Gabriel Zucman, wealth detective (Ben Steverman — BusinessWeek)
To date in 2019, all the temperature records broken (Andrew Freedman — Axios)
My grandfather's secret D-Day Journal (Barry Svrluga — WP)
London, the nightmare track for driverless cars (Alex Eliseev — Wired)
Your new roommate, Alexa (Christopher Mims — WSJ)
5. 1 forgotten thing: Hailing the early browsers

Using Netscape. Photo: Hansa-Press/ullstein bild/Getty
This year is the 30th anniversary of Tim Berners-Lee's idea for the World Wide Web. To celebrate how far we've come, Ars Technica looked back at the ancient web browsers of the '90s, Erica writes.
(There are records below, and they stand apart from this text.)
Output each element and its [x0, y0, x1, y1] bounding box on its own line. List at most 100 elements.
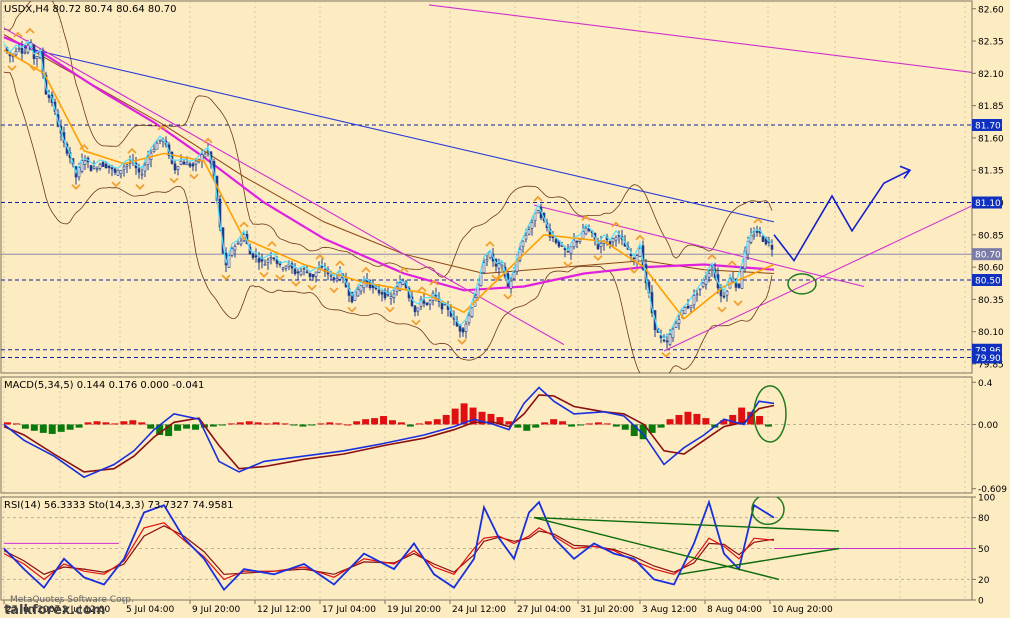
candle-body	[125, 164, 129, 167]
candle-body	[182, 161, 186, 165]
candle-body	[200, 154, 204, 161]
time-tick-label: 3 Aug 12:00	[642, 605, 697, 615]
time-tick-label: 8 Aug 04:00	[707, 605, 762, 615]
macd-histogram-bar	[93, 421, 101, 425]
candle-body	[632, 257, 636, 260]
macd-histogram-bar	[380, 416, 387, 425]
candle-body	[110, 167, 114, 170]
macd-histogram-bar	[120, 421, 128, 425]
candle-body	[155, 142, 159, 150]
candle-body	[467, 315, 471, 324]
macd-histogram-bar	[129, 420, 137, 425]
macd-histogram-bar	[657, 424, 665, 428]
price-tick-label: 82.35	[978, 38, 1004, 48]
watermark-site: talkforex.com	[4, 603, 105, 618]
candle-body	[26, 44, 30, 53]
macd-histogram-bar	[442, 414, 450, 425]
macd-histogram-bar	[335, 423, 343, 425]
candle-body	[470, 307, 474, 317]
rsi-label: RSI(14) 56.3333 Sto(14,3,3) 73.7327 74.9…	[4, 500, 234, 511]
macd-histogram-bar	[272, 422, 280, 425]
candle-body	[413, 305, 417, 313]
macd-histogram-bar	[192, 424, 199, 430]
macd-histogram-bar	[254, 422, 262, 425]
candle-body	[581, 231, 585, 239]
candle-body	[302, 268, 306, 270]
candle-body	[425, 302, 429, 306]
candle-body	[584, 227, 588, 235]
candle-body	[119, 169, 123, 175]
candle-body	[566, 250, 570, 253]
macd-histogram-bar	[236, 422, 244, 425]
candle-body	[143, 164, 147, 172]
time-tick-label: 17 Jul 04:00	[322, 605, 376, 615]
level-label: 80.50	[975, 277, 1001, 287]
candle-body	[416, 307, 420, 312]
macd-histogram-bar	[102, 422, 110, 425]
candle-body	[689, 304, 693, 309]
time-tick-label: 12 Jul 12:00	[257, 605, 311, 615]
price-header: USDX,H4 80.72 80.74 80.64 80.70	[4, 4, 177, 15]
candle-body	[569, 246, 573, 254]
candle-body	[668, 334, 672, 345]
macd-histogram-bar	[290, 424, 298, 426]
candle-body	[335, 278, 339, 281]
candle-body	[140, 173, 144, 176]
candle-body	[752, 234, 756, 237]
candle-body	[98, 164, 102, 169]
candle-body	[236, 242, 240, 245]
candle-body	[725, 290, 729, 296]
candle-body	[191, 163, 195, 167]
candle-body	[662, 339, 666, 342]
macd-tick-label: 0.00	[978, 421, 998, 431]
macd-histogram-bar	[39, 424, 47, 433]
macd-tick-label: 0.4	[978, 379, 993, 389]
candle-body	[677, 319, 681, 324]
candle-body	[107, 165, 111, 169]
macd-histogram-bar	[218, 424, 226, 426]
candle-body	[755, 230, 759, 233]
macd-histogram-bar	[263, 423, 271, 425]
price-tick-label: 81.35	[978, 167, 1004, 177]
candle-body	[101, 161, 105, 167]
macd-histogram-bar	[675, 414, 683, 425]
candle-body	[560, 245, 564, 247]
candle-body	[737, 283, 741, 288]
candle-body	[710, 268, 714, 272]
candle-body	[173, 163, 177, 171]
candle-body	[665, 340, 669, 343]
candle-body	[104, 163, 108, 169]
candle-body	[284, 265, 288, 269]
candle-body	[389, 296, 393, 299]
candle-body	[239, 240, 243, 245]
macd-histogram-bar	[612, 424, 620, 427]
candle-body	[293, 268, 297, 274]
macd-histogram-bar	[317, 423, 325, 425]
candle-body	[92, 166, 96, 169]
macd-histogram-bar	[326, 422, 334, 425]
macd-histogram-bar	[308, 424, 316, 426]
candle-body	[536, 210, 540, 214]
macd-histogram-bar	[227, 423, 235, 425]
macd-histogram-bar	[532, 424, 540, 428]
candle-body	[530, 222, 534, 229]
price-tick-label: 82.60	[978, 5, 1004, 15]
macd-histogram-bar	[245, 421, 253, 425]
candle-body	[188, 163, 192, 167]
macd-histogram-bar	[424, 421, 432, 425]
price-tick-label: 80.10	[978, 328, 1004, 338]
candle-body	[113, 168, 117, 173]
macd-histogram-bar	[550, 419, 558, 425]
candle-body	[674, 322, 678, 328]
candle-body	[158, 139, 162, 142]
rsi-tick-label: 0	[978, 597, 984, 607]
candle-body	[686, 306, 690, 309]
candle-body	[575, 240, 579, 243]
macd-histogram-bar	[433, 419, 441, 425]
candle-body	[356, 289, 360, 297]
candle-body	[185, 162, 189, 166]
candle-body	[392, 293, 396, 298]
candle-body	[770, 245, 774, 250]
candle-body	[761, 236, 765, 242]
chart-background	[0, 0, 1010, 618]
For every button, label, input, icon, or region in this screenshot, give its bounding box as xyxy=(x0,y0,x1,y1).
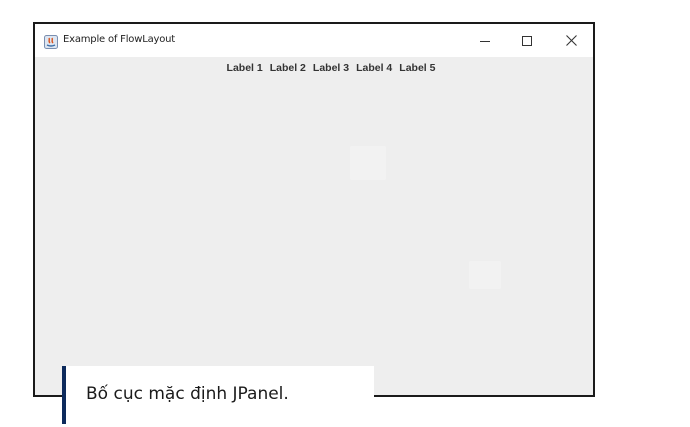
java-app-icon xyxy=(44,34,58,49)
label-3: Label 3 xyxy=(312,62,350,74)
maximize-icon xyxy=(522,35,532,46)
background-artifact xyxy=(350,146,386,180)
jpanel-content: Label 1 Label 2 Label 3 Label 4 Label 5 xyxy=(35,57,593,395)
close-icon xyxy=(565,35,577,46)
window-title: Example of FlowLayout xyxy=(63,34,176,45)
background-artifact xyxy=(469,261,501,289)
label-1: Label 1 xyxy=(226,62,263,74)
caption-accent-bar xyxy=(62,366,66,424)
title-bar[interactable]: Example of FlowLayout xyxy=(35,24,593,57)
flow-layout-row: Label 1 Label 2 Label 3 Label 4 Label 5 xyxy=(35,62,593,74)
app-window: Example of FlowLayout Label 1 Label 2 La… xyxy=(33,22,595,397)
caption-box: Bố cục mặc định JPanel. xyxy=(62,366,374,424)
label-5: Label 5 xyxy=(399,62,436,74)
label-2: Label 2 xyxy=(269,62,306,74)
minimize-icon xyxy=(480,40,490,42)
caption-text: Bố cục mặc định JPanel. xyxy=(86,384,289,404)
maximize-button[interactable] xyxy=(505,24,549,57)
minimize-button[interactable] xyxy=(463,24,507,57)
label-4: Label 4 xyxy=(356,62,393,74)
close-button[interactable] xyxy=(549,24,593,57)
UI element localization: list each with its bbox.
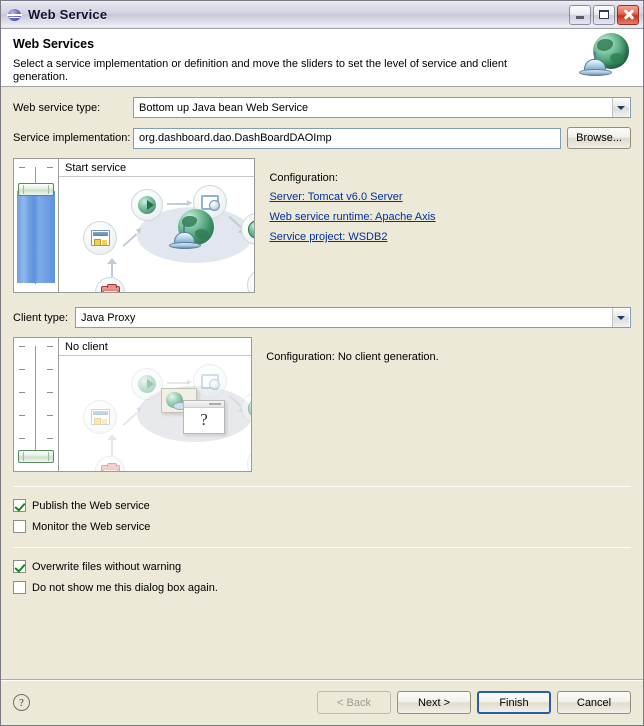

Remember Mosaic? That was the big one co-created by Marc Andreessen and Eric Bina and eventually spun into Netscape. But Mosaic was far from the first.
Some of the very early browsers:
- Erwise, developed by four Finnish college students in 1991, first allowed users to search for words on pages. It also had the first graphical interface.
- ViolaWWW was written by a Berkeley student in 1992. "One of the most significant and innovative features of ViolaWWW was that it allowed a developer to embed scripts and 'applets' in the browser page. This anticipated the huge wave of Java-based applet features that appeared on websites in the later 1990s," Ars Technica reports.
- Mosaic came along in 1993. Its new perks included supporting audio and video clips.